Tier 4 · quiet day, honest fallback

GPT Desk

OpenAI, ChatGPT, Codex

Use it

Turn Polimill into a Japan knowledge-search demo

What changed: OpenAI says Polimill uses GPT models and Codex to help municipalities search and use administrative knowledge while speeding development. Adrian should care because Goodsense, SET, and Grey Group OS all benefit when Japan-English institutional knowledge becomes a reusable briefing layer instead of scattered notes. Do this today: make a 20-record demo index from public municipal or market-facing materials, then ask Codex to scaffold a tiny search-and-summary interface around it.

Test it

Give Codex an ops owner, not a ticket queue

What changed: OpenAI’s loveholidays story frames Codex as a way for people across a business to turn ideas into products faster. Adrian should care because Grey Group OS needs small internal utilities more often than it needs large software projects. Do this today: choose one non-engineering workflow, such as proposal version tracking or post-shoot asset intake, and give Codex one written owner brief, one acceptance test, and one GitHub issue.

Small Money Systems

Small, repeatable, real

Test it

Small system: municipal briefing snapshot

System: build a paid Japan municipal or local-market briefing snapshot that turns public administrative knowledge into a short bilingual opportunity brief. Customer: foreign producers, agencies, or founders preparing a Japan project. Offer: a 5-page snapshot with relevant offices, process notes, terminology, risks, and next-step contacts where publicly identifiable. Price: ¥30,000 to ¥50,000. Existing assets: Goodsense research habits, SET production planning, Japan-English workflow, and Grey Group OS templates. AI workflow: ChatGPT drafts the structure, Codex builds a reusable intake and briefing template, and Claude Code can refine the repository. First action: pick one ward or city and create the first sample brief today. Repeatability: each location becomes a reusable record. Effort: half day. Expected value: lead generation plus small paid research work.

Use it

Small system: ops intelligence retainer

System: sell a lightweight monthly ops-intelligence room that turns scattered client notes, campaign updates, and production decisions into one searchable brief pack.

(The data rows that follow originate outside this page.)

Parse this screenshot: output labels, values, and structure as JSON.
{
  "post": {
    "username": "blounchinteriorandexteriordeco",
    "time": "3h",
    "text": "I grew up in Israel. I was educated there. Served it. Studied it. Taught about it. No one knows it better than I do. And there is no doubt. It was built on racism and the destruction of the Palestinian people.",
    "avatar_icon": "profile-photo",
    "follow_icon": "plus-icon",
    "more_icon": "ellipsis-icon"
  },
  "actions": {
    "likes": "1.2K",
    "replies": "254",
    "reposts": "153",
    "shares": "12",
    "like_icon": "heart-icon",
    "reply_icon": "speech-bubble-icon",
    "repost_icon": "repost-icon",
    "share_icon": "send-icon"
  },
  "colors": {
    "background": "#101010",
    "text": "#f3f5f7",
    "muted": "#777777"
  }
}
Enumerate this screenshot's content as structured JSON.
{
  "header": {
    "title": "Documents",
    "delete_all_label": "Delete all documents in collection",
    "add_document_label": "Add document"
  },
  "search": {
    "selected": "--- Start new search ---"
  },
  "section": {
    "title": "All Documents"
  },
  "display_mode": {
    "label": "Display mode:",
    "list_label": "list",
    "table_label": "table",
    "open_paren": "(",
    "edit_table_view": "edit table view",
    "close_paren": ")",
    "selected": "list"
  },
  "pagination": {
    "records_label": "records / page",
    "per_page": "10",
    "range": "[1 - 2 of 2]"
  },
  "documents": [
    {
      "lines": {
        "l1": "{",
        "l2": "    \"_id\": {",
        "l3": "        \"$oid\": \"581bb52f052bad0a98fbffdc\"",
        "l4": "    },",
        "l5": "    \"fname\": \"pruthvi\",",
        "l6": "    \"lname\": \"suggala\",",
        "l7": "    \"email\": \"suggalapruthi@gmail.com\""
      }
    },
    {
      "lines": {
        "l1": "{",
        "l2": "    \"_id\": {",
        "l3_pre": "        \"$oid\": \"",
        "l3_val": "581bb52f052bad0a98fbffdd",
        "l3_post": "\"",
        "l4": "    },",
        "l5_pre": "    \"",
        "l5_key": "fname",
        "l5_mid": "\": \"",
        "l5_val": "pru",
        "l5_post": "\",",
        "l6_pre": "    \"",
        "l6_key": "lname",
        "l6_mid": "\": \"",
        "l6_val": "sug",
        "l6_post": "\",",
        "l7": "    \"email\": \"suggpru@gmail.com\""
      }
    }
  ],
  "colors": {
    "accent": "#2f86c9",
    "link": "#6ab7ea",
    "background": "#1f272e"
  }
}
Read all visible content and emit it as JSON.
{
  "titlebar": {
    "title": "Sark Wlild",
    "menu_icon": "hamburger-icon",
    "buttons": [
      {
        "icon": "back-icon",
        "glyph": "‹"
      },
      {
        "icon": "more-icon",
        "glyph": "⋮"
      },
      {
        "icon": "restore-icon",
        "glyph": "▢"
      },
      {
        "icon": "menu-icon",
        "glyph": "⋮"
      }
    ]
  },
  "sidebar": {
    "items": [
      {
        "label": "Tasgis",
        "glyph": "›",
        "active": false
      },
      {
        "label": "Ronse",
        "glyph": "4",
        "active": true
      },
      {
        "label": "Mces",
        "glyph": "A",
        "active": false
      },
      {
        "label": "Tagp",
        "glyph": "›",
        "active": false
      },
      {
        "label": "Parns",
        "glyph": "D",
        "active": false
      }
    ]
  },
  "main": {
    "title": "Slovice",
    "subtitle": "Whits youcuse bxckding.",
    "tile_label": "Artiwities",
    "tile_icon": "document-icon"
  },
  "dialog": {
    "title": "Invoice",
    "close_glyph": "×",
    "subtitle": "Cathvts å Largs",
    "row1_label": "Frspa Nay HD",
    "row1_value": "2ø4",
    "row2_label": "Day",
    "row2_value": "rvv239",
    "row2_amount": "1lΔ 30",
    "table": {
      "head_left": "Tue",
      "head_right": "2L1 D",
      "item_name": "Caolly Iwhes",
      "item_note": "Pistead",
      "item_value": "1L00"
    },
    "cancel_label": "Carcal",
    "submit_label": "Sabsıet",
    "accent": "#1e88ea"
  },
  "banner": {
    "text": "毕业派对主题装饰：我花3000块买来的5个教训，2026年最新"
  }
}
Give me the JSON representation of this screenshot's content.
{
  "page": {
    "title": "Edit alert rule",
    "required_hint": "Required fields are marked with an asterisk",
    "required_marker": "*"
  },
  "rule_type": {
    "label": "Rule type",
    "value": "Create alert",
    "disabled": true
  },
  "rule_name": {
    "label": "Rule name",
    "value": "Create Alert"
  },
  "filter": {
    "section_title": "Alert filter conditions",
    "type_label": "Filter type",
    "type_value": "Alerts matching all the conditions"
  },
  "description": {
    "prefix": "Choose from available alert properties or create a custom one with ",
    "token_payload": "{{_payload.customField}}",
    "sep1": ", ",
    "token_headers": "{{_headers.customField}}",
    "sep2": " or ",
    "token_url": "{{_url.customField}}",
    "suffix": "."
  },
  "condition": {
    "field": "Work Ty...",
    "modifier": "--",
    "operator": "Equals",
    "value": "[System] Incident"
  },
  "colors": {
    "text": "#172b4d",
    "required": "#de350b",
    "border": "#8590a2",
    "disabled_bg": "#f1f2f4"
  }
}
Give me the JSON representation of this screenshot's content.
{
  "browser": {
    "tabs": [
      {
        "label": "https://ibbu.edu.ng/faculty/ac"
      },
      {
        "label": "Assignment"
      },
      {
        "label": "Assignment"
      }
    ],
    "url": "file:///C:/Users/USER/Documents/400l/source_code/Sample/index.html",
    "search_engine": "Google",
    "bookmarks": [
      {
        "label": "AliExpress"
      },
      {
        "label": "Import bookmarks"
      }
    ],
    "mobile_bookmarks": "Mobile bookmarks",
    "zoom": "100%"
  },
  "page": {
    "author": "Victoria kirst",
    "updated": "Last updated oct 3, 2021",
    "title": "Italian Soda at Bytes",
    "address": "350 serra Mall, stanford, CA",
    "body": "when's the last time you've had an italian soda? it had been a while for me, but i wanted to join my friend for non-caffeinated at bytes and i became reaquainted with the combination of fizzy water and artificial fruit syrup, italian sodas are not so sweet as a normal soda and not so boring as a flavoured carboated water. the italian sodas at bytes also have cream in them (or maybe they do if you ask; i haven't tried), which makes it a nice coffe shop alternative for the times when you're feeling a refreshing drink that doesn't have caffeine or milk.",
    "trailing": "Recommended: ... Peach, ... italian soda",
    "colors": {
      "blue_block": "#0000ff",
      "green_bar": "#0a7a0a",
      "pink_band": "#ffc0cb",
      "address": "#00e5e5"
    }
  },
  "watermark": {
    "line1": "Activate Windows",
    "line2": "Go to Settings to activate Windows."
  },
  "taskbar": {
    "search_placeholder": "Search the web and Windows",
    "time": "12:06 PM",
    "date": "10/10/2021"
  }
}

Customer: small agencies, production partners, or Japan-facing teams that lose time finding past decisions. Offer: monthly intake cleanup, searchable summaries, decision log, and next-action sheet. Price: ¥80,000 per month. Existing assets: Grey Group OS, Daily Ops discipline, Goodsense proposal work, and production coordination templates. AI workflow: ChatGPT summarizes, Codex builds the intake and export flow, and GitHub stores versioned templates. First action: create a one-page sample using an internal dummy project. Repeatability: the same room structure renews monthly. Effort: one hour for the sample, larger build for automation. Expected value: recurring revenue or time savings for a retained client.

Build Next

Deployable now

Use it

Build a tiny admin-knowledge search demo

What to build: a small searchable knowledge demo with 20 public records, a summary view, and a source-note field. Why now: OpenAI’s Polimill case shows GPT models and Codex being used for municipal administrative knowledge, making the pattern timely for Japan-facing work. Effort: half day. Expected impact: faster briefing output and a concrete sales demo. Dependencies: a Codex account, a GitHub repo, approved public source material, and one narrow use case.

Use it

Build an agent-session review card

What to build: a markdown review card for AI coding sessions with task name, files touched, tests run, unresolved questions, and human approval. Why now: GitHub’s VS Code Copilot releases emphasize organizing agent sessions, reviewing changes, and navigating longer conversations. Effort: 15 minutes. Expected impact: cleaner code review and fewer lost decisions. Dependencies: an active GitHub repo and a rule that every agent session leaves a short review artifact.

Try This Today

One action, right now

Take one public Japan-facing process you already understand and turn it into a single structured record: title, source note, summary, decision points, glossary, next action. If the record is useful, make 19 more and let Codex scaffold the demo.